Collegiate gym music eliminated any chance of slipping into a Zen-like aerobic trance. Watching a mute Dr. Phil or a soap opera was out for reasons of personal taste. That left reading magazines.
There were two on the racks. A year-old Forbes still had its cover.Reading the year-old Forbes was actually okay. It was interesting to see the present as the future. And just when the appeal of this was waning, a wonderful gym staff member brought me a brand new Time magazine.
Usually, I'm so pressured by the flood of available information that I flit from article to article in magazines, skimming everything, looking for what I can use for work. But since this Time magazine was all I had for the remainder of my elliptical time, I settled down and read it. From the beginning. Which meant that pretty shortly I was reading Barbara Kiviat's article, "Can Price Shopping Improve Health Care? And becoming deeply impressed, yet again, with how simple the solutions to complex problems can sometimes seem.
We all agree (don't we?) that health care costs too much.
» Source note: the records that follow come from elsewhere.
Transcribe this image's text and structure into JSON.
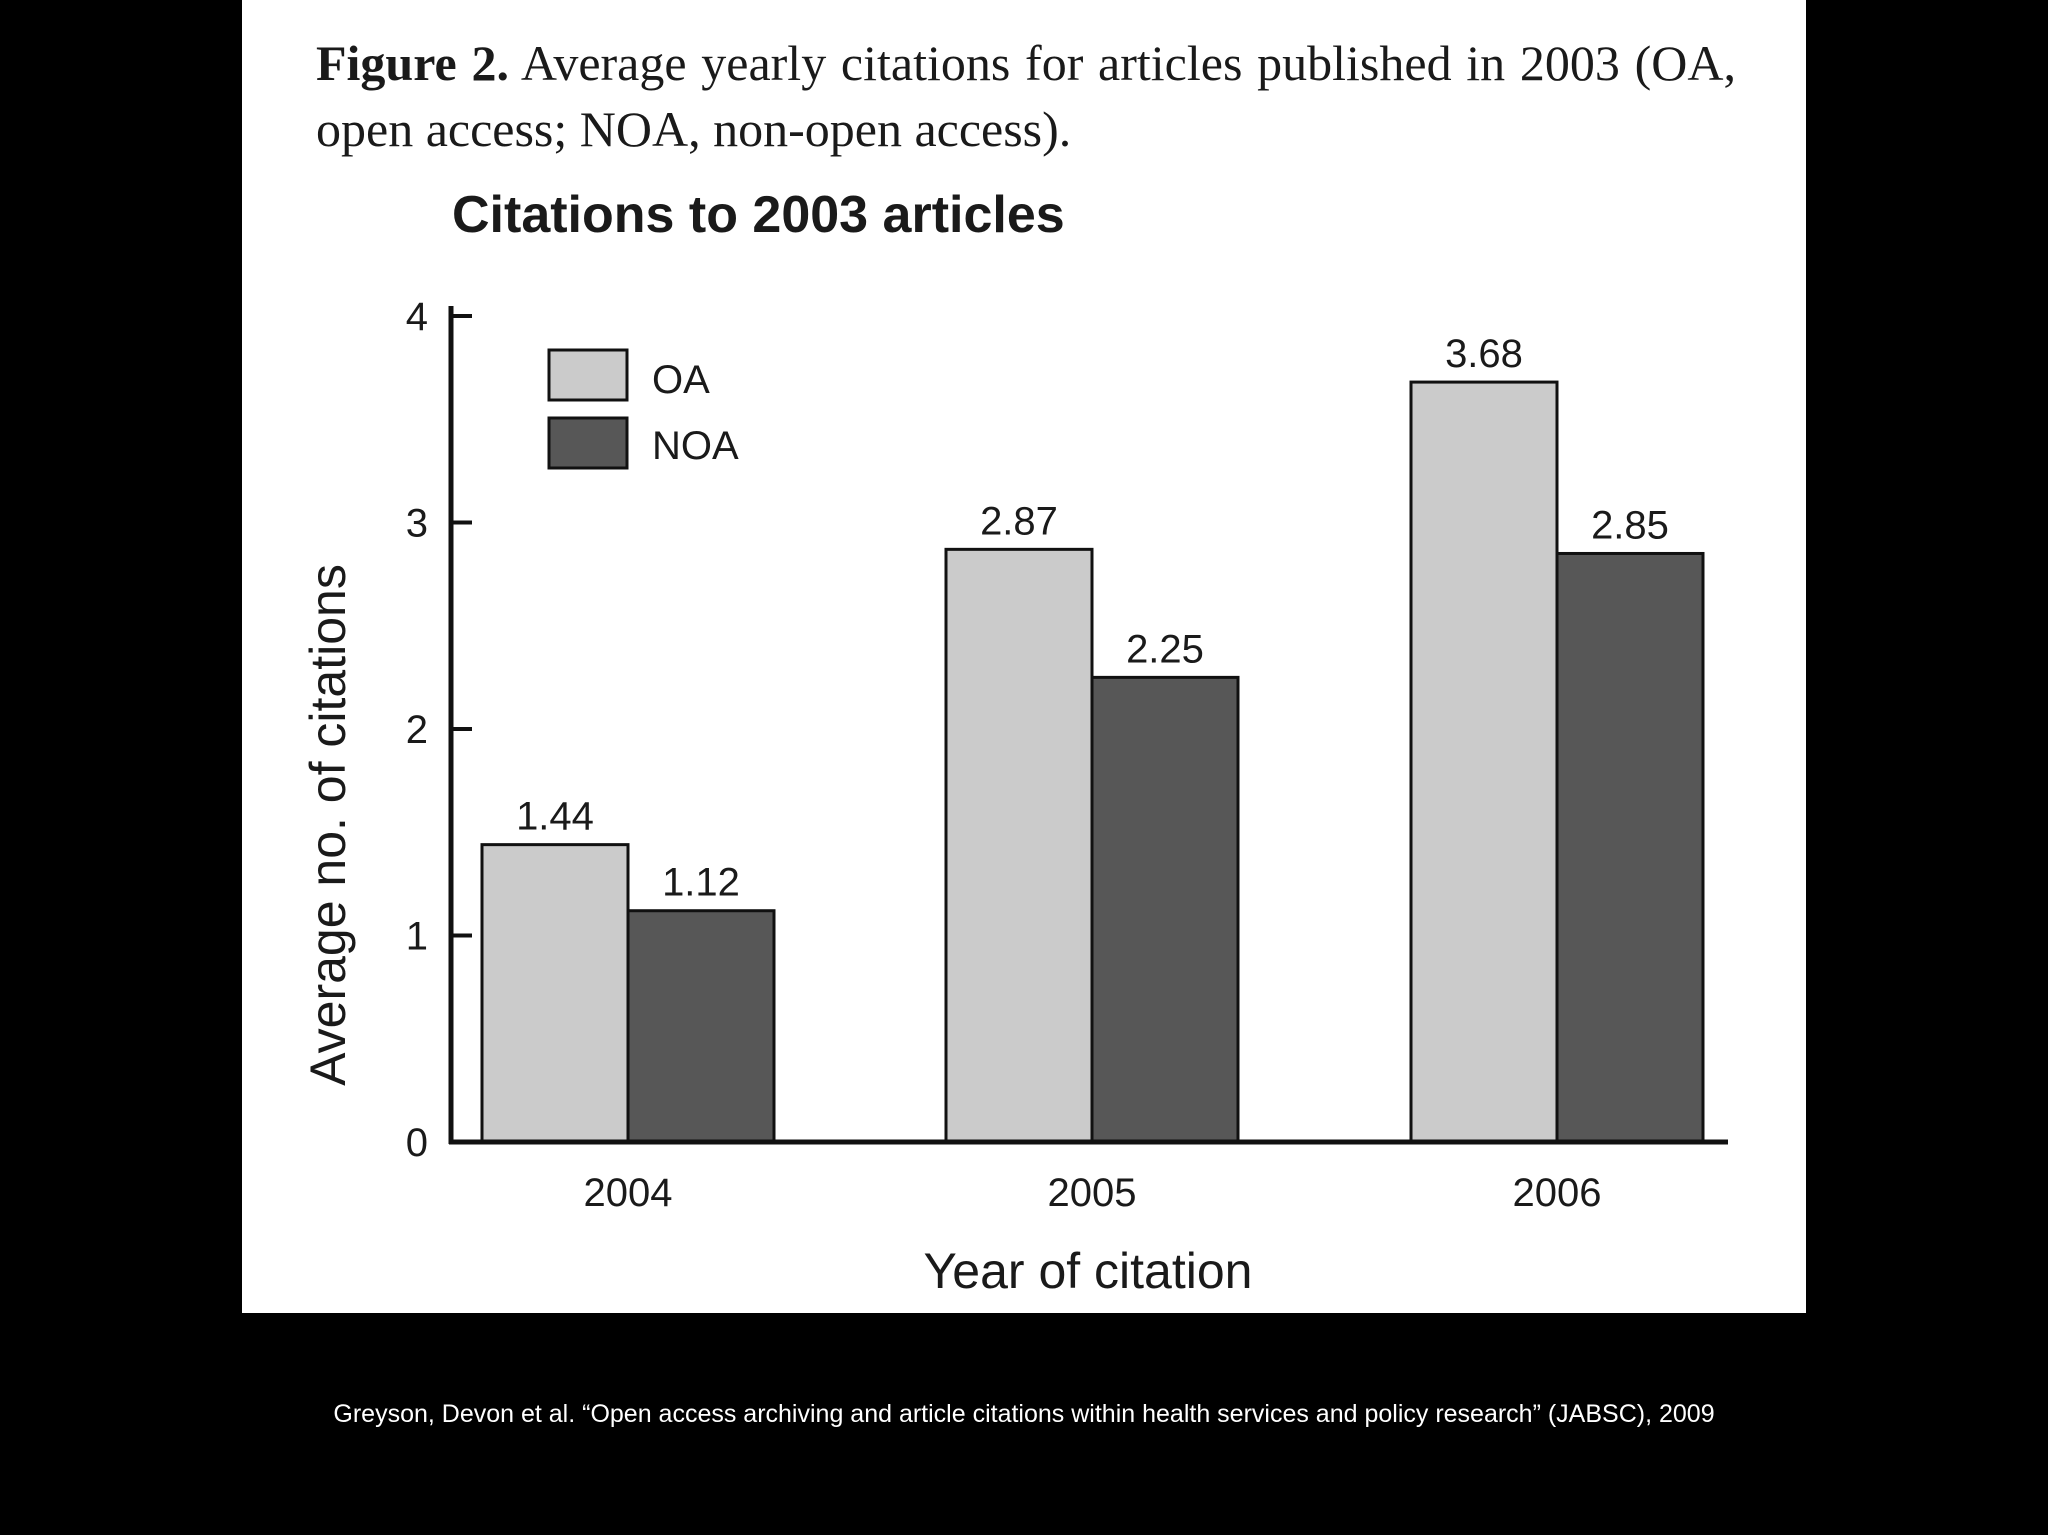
{
  "figure": {
    "label": "Figure 2.",
    "caption": "Average yearly citations for articles published in 2003 (OA, open access; NOA, non-open access)."
  },
  "colors": {
    "background": "#000000",
    "panel": "#ffffff",
    "oa_fill": "#cbcbcb",
    "noa_fill": "#575757",
    "axis": "#111111"
  },
  "chart_data": {
    "type": "bar",
    "title": "Citations to 2003 articles",
    "xlabel": "Year of citation",
    "ylabel": "Average no. of citations",
    "categories": [
      "2004",
      "2005",
      "2006"
    ],
    "series": [
      {
        "name": "OA",
        "values": [
          1.44,
          2.87,
          3.68
        ]
      },
      {
        "name": "NOA",
        "values": [
          1.12,
          2.25,
          2.85
        ]
      }
    ],
    "value_labels": [
      [
        "1.44",
        "2.87",
        "3.68"
      ],
      [
        "1.12",
        "2.25",
        "2.85"
      ]
    ],
    "ylim": [
      0,
      4
    ],
    "yticks": [
      "0",
      "1",
      "2",
      "3",
      "4"
    ],
    "grid": false,
    "legend_position": "top-left"
  },
  "footer": {
    "citation": "Greyson, Devon et al. “Open access archiving and article citations within health services and policy research” (JABSC), 2009"
  }
}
It's nice when our insurance picks up the tab, but that does not address the core problem that the bill is just too high. Ms.Kiviat (pictured left) opines that a little market transparency just might do wonders in the cost department
Here are a couple of paragraphs from the article to give you an idea of her reasoning.
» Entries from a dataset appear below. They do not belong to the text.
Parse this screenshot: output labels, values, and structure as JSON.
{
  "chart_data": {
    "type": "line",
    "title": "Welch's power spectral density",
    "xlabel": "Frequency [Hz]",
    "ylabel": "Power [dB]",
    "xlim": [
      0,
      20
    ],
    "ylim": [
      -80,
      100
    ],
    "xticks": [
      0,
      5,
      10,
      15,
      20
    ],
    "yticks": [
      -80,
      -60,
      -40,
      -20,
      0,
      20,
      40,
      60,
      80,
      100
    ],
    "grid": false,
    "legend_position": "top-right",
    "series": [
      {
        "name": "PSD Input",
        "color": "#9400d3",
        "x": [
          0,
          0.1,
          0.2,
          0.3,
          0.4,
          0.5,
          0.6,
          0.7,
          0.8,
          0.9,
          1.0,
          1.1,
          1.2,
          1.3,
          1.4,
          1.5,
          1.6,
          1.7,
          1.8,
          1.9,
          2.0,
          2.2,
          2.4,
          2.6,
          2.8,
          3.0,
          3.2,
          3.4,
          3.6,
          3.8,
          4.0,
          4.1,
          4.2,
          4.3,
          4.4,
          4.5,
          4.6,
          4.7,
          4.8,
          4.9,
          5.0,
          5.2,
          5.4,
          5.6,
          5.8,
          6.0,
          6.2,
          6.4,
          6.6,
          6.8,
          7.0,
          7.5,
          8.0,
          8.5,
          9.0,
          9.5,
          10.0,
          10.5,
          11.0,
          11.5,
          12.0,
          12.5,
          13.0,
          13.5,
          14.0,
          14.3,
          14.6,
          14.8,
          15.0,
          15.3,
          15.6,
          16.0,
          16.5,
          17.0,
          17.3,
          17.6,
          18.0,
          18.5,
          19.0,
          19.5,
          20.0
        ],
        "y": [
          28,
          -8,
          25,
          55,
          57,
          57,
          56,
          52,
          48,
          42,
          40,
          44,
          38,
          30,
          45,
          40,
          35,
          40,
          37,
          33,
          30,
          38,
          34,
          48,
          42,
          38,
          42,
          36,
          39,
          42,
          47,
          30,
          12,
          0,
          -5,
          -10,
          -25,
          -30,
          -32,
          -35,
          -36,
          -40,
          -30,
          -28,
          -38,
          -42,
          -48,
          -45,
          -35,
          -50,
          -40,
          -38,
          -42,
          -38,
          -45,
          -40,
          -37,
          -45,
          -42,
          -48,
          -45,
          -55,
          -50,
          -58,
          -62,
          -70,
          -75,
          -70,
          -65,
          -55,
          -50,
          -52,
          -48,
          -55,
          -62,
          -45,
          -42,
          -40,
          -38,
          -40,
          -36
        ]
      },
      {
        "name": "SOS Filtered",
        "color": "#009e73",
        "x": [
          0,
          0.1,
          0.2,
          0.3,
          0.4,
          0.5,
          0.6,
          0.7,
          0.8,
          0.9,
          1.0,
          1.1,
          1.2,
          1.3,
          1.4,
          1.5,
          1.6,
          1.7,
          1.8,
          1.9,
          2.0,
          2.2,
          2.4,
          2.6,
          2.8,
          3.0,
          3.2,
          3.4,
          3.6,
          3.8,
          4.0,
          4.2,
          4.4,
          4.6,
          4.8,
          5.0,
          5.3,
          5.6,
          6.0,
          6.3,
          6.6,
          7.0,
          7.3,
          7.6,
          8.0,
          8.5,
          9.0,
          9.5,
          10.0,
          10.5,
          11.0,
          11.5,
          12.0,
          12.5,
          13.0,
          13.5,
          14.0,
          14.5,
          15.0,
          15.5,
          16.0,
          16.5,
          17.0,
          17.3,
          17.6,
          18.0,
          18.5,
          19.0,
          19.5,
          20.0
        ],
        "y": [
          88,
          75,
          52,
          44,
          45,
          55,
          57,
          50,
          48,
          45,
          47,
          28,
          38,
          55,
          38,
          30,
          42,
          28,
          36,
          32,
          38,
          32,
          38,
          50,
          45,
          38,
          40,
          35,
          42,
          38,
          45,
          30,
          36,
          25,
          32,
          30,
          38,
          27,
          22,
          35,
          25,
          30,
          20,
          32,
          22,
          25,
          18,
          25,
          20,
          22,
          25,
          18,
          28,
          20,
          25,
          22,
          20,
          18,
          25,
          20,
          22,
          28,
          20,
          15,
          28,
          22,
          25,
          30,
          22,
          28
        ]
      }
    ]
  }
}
. . .Congress has overhauled the industry, but the revolution has largely been about increasing access to health care, not simplifying it. We are left with the same opaque system of perverse incentives--paying providers for more tests and procedures, not necessarily effective ones. And we lack even the most basic element of the free market: price information. I recently went to a doctor and asked how much my office visit and X-ray would cost. Staffers told me that they didn't know and, since I have insurance, I shouldn't care.
I should care, though. In fact, I do. There are many reasons health care costs are spiraling out of control, but the simplest one to understand is this: nobody knows what anything costs. Providers get paid through a tangle of insurance-company agreements and billing schedules that change from patient to patient. No wonder a hospital can sneak a $100 box of Kleenex onto your bill and the price of an MRI can range from a few hundred to a few thousand dollars. If you don't know what something costs, you can't know if it costs too much.
The idea expressed in Barbara Kiviat's article is very simple and certainly not new: Hospitals and doctors would be required to post how much they charge for their services so price-conscious Americans can shop around if they wish to do so. Of course, there are other important factors besides price at play in medical decisions, but a little more price transparency would probably reduce the cost of that hospital Kleenex considerably.
Two states, Texas and Wisconsin have bills before their state legislatures to require posting the prices of medical procedures. And -- suprise! surprise!-- the U.S. Congress does, as well: H.R. 4700: Transparency in All Health Care Pricing Act of 2010.
Why has this idea never gotten legs? Why wasn't it acted on years ago? Is there any sane argument against posting medical costs? Is there any reason why H.R. 4700 should not just zip through Congress.
Yesterday, while perched high atop Mt. Elliptical, I couldn't think of a single one.